Un quadruplé contre Bastia

Comment avez-vous atterri à Ajaccio en 1970?
C’est une longue histoire. J’étais sous contrat avec Bordeaux. J’avais signé un contrat de trois ans avec cette équipe qui était alors deuxième de première division, derrière Saint-Etienne. Mais je ne me plaisais pas en Gironde. J’ai donc été prêté à Nîmes. A la fin de la saison, le coach nîmois me dit que je peux partir en vacances et qu’un accord sera trouvé entre Nîmes et Bordeaux pour un transfert définitif. Lorsque je suis revenu de vacances, on m’a dit qu’il y avait un souci, et que mon contrat n’avait pas été homologué. Les dirigeants de Bordeaux m’ont donc demandé de revenir en Gironde. Mais j’étais bien décidé à partir. Je ne voulais plus jouer à Bordeaux. C’est alors qu’Antoine Federicci, de l’ACA s’est mis en contact avec les Girondins. Par la suite, tout a été très vite. C’est par téléphone que le transfert s’est réalisé. Il était dérisoire. Il me semble qu’Ajaccio avait payé 5 000 francs pour racheter mon contrat, alors que Bordeaux m’avait transféré de Rouen pour 24 millions un an auparavant. Je me suis donc retrouvé à Ajaccio, dans une équipe que l’on qualifiait de laissés-pour-compte à l’époque.

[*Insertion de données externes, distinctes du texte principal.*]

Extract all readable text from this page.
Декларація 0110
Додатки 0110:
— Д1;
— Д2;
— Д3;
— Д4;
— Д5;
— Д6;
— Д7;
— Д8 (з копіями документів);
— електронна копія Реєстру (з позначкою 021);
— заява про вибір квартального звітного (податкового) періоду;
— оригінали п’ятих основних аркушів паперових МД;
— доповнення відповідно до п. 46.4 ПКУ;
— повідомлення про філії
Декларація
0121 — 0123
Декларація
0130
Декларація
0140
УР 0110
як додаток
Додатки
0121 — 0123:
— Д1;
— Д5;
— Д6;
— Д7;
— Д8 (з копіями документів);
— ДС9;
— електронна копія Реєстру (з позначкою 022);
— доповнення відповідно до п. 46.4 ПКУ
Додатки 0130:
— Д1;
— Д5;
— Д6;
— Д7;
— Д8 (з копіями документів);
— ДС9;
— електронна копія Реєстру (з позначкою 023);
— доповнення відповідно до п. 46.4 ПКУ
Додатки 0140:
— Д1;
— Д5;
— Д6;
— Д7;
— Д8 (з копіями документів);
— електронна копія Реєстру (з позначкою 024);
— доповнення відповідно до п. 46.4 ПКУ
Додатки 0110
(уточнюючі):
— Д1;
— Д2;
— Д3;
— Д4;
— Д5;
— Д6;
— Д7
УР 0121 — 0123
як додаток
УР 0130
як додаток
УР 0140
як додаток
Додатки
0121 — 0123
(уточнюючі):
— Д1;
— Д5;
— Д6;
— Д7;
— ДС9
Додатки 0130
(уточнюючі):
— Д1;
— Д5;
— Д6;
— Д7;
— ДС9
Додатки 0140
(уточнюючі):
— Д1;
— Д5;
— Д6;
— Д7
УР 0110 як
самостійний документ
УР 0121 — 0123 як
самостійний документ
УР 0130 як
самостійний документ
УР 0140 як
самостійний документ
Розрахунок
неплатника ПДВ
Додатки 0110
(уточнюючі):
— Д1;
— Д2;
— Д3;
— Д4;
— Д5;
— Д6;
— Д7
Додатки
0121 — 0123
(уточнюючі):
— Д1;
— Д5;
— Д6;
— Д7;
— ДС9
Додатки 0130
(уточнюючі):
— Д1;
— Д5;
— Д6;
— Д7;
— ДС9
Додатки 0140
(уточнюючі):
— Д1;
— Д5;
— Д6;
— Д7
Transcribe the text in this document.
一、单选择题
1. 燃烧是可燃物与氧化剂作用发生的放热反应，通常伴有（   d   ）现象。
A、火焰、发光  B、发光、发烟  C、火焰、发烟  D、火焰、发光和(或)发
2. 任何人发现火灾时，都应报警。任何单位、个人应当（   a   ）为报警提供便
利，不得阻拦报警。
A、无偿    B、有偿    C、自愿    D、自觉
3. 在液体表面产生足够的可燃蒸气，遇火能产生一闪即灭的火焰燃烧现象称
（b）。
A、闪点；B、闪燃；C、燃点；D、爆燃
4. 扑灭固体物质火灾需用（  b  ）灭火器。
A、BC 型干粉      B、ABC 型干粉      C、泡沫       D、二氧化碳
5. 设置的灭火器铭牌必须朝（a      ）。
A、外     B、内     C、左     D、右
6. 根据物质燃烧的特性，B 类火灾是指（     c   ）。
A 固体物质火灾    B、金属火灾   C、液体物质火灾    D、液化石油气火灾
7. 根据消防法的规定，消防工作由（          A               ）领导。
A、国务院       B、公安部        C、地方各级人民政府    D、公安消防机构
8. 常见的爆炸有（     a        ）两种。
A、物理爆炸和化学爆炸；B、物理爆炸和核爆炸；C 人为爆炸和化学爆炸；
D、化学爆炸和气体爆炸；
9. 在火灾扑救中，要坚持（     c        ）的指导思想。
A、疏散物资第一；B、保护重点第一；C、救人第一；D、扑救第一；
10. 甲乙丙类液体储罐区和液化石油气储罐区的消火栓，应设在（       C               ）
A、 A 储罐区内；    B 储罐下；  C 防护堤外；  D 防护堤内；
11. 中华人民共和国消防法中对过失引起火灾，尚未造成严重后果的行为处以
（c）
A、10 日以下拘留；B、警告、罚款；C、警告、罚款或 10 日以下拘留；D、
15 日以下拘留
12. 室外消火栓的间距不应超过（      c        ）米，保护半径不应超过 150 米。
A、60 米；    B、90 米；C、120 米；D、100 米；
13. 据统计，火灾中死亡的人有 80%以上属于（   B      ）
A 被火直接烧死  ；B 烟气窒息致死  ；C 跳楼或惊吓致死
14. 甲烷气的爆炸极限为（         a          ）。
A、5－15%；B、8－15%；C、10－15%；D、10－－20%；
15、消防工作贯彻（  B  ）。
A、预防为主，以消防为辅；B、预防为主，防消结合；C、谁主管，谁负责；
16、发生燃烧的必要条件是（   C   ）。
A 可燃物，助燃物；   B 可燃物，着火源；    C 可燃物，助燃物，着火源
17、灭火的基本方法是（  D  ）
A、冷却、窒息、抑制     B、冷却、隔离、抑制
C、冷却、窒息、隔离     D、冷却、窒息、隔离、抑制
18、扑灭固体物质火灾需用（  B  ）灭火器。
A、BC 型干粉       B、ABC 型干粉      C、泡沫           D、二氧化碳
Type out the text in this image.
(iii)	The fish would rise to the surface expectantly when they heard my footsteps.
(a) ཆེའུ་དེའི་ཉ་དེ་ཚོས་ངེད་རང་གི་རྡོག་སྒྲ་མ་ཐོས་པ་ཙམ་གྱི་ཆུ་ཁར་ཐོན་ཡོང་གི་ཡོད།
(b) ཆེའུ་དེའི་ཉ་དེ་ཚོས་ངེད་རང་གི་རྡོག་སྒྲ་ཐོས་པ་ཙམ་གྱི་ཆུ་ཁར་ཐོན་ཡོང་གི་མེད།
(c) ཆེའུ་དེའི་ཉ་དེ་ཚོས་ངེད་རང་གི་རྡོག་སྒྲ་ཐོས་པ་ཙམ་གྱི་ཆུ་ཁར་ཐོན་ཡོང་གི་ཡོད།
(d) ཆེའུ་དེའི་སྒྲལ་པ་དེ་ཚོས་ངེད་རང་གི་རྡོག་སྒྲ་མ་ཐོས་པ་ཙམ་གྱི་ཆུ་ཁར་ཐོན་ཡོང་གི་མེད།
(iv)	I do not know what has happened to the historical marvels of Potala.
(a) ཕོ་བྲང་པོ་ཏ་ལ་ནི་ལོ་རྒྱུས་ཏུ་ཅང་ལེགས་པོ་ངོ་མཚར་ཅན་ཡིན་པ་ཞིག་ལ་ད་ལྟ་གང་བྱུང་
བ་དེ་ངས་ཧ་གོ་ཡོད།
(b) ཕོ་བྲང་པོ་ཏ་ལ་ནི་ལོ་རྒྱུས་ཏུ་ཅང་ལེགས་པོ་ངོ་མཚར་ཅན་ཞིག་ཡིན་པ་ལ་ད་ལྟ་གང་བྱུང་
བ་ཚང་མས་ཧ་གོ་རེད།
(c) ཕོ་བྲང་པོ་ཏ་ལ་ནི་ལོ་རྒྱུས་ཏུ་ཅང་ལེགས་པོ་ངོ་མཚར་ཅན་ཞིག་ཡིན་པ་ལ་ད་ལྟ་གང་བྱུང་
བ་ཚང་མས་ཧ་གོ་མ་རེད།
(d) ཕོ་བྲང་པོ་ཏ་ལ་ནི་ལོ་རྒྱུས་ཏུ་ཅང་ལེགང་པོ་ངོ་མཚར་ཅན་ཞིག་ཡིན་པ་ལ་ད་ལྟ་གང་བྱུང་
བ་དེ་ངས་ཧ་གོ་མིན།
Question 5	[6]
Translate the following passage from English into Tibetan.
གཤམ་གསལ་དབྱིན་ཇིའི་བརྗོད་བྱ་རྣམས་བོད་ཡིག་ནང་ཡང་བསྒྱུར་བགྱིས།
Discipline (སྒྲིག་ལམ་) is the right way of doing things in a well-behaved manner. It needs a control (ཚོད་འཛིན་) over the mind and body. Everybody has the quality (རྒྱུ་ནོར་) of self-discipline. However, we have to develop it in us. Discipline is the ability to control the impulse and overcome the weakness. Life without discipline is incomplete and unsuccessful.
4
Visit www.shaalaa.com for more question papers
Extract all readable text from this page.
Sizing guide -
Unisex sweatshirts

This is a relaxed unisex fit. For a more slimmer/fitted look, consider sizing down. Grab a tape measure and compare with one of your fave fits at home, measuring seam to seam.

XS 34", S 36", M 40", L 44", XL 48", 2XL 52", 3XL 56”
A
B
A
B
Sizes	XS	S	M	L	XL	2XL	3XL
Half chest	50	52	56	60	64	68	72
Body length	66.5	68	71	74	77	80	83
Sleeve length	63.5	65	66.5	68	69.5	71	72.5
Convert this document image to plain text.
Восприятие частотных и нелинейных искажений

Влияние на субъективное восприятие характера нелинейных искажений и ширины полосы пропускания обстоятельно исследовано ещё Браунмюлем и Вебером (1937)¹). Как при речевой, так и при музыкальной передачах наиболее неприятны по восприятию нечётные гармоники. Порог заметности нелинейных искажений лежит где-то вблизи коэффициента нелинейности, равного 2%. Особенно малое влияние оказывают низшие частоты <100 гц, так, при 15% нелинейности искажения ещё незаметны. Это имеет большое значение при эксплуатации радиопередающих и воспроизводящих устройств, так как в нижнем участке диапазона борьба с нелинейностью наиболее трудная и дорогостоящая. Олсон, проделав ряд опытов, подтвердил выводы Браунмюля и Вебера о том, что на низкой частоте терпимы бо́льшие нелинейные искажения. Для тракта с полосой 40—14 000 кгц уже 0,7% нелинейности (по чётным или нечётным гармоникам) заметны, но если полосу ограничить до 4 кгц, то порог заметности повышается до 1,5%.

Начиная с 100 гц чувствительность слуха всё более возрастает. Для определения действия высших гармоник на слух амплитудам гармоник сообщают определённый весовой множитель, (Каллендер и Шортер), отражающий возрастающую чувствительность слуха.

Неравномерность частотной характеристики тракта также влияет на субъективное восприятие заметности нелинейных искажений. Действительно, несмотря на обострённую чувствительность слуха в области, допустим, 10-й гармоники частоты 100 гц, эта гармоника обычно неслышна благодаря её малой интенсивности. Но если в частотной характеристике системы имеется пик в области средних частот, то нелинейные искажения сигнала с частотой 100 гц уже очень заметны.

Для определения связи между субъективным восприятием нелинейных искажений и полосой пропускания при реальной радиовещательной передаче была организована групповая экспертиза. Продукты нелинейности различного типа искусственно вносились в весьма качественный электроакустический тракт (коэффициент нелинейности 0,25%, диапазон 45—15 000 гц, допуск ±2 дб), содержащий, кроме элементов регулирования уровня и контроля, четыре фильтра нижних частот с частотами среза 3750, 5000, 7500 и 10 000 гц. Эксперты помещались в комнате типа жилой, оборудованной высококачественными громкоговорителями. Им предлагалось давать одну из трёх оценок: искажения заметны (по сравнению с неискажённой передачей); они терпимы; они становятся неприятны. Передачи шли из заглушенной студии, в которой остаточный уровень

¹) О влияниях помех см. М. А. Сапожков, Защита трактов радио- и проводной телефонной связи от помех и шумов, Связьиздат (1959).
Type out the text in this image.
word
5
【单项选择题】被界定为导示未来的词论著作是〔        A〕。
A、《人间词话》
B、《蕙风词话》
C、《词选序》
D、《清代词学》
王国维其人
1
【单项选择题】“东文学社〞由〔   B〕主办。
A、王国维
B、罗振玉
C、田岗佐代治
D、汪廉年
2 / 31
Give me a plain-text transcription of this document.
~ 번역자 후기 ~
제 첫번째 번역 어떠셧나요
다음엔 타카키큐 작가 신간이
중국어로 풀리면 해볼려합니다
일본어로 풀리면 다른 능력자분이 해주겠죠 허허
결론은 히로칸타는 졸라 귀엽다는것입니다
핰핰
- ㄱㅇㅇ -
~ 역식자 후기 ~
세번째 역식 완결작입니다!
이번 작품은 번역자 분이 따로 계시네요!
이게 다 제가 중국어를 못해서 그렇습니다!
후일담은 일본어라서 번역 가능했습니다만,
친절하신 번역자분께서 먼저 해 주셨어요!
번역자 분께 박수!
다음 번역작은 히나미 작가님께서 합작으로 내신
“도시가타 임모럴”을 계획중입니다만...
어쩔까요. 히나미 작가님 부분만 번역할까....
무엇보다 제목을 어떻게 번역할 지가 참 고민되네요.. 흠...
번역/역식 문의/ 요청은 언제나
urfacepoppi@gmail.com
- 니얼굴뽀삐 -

Qu’est-ce que représentait l’AC Ajaccio à cette époque là, dans le monde du football?
Il y avait Bastia et Ajaccio. C’est vrai que sur le plan image, l’A.C.A. était un petit club. Mais on savait aussi que sur le plan footballistique, c’était très difficile d’aller jouer en Corse. Il y avait dans cette époque, toute la volonté de la Corse. Mais c’est vrai que c’était un tout petit club.

Vous avez joué avec de grands joueurs, comme Marius Trésor, Dominique Baratelli, ou François M’Pelé…
Oui, Trésor, M’Pelé, mais aussi Tassone de Marseille, Le Lamer de Nantes. Il y avait vraiment une belle équipe. Ca paraît incroyable lorsqu’on y pense, parce qu’il y avait vraiment un effectif réduit. En très peu de temps, les joueurs ont appris à se connaître et se sont trouvés sur le terrain. Nous avons commencé la saison sans vraiment nous préparer tactiquement, et pourtant, nous étions bien là. Je me souviens que nous avons joué notre premier match contre Nancy, qui était une équipe bien plus structurée que la nôtre, et pourtant, nous avons gagné 5 à 0. Ca été le début d’une saison plus bénéfique puisque nous avons terminé cinquième de première division.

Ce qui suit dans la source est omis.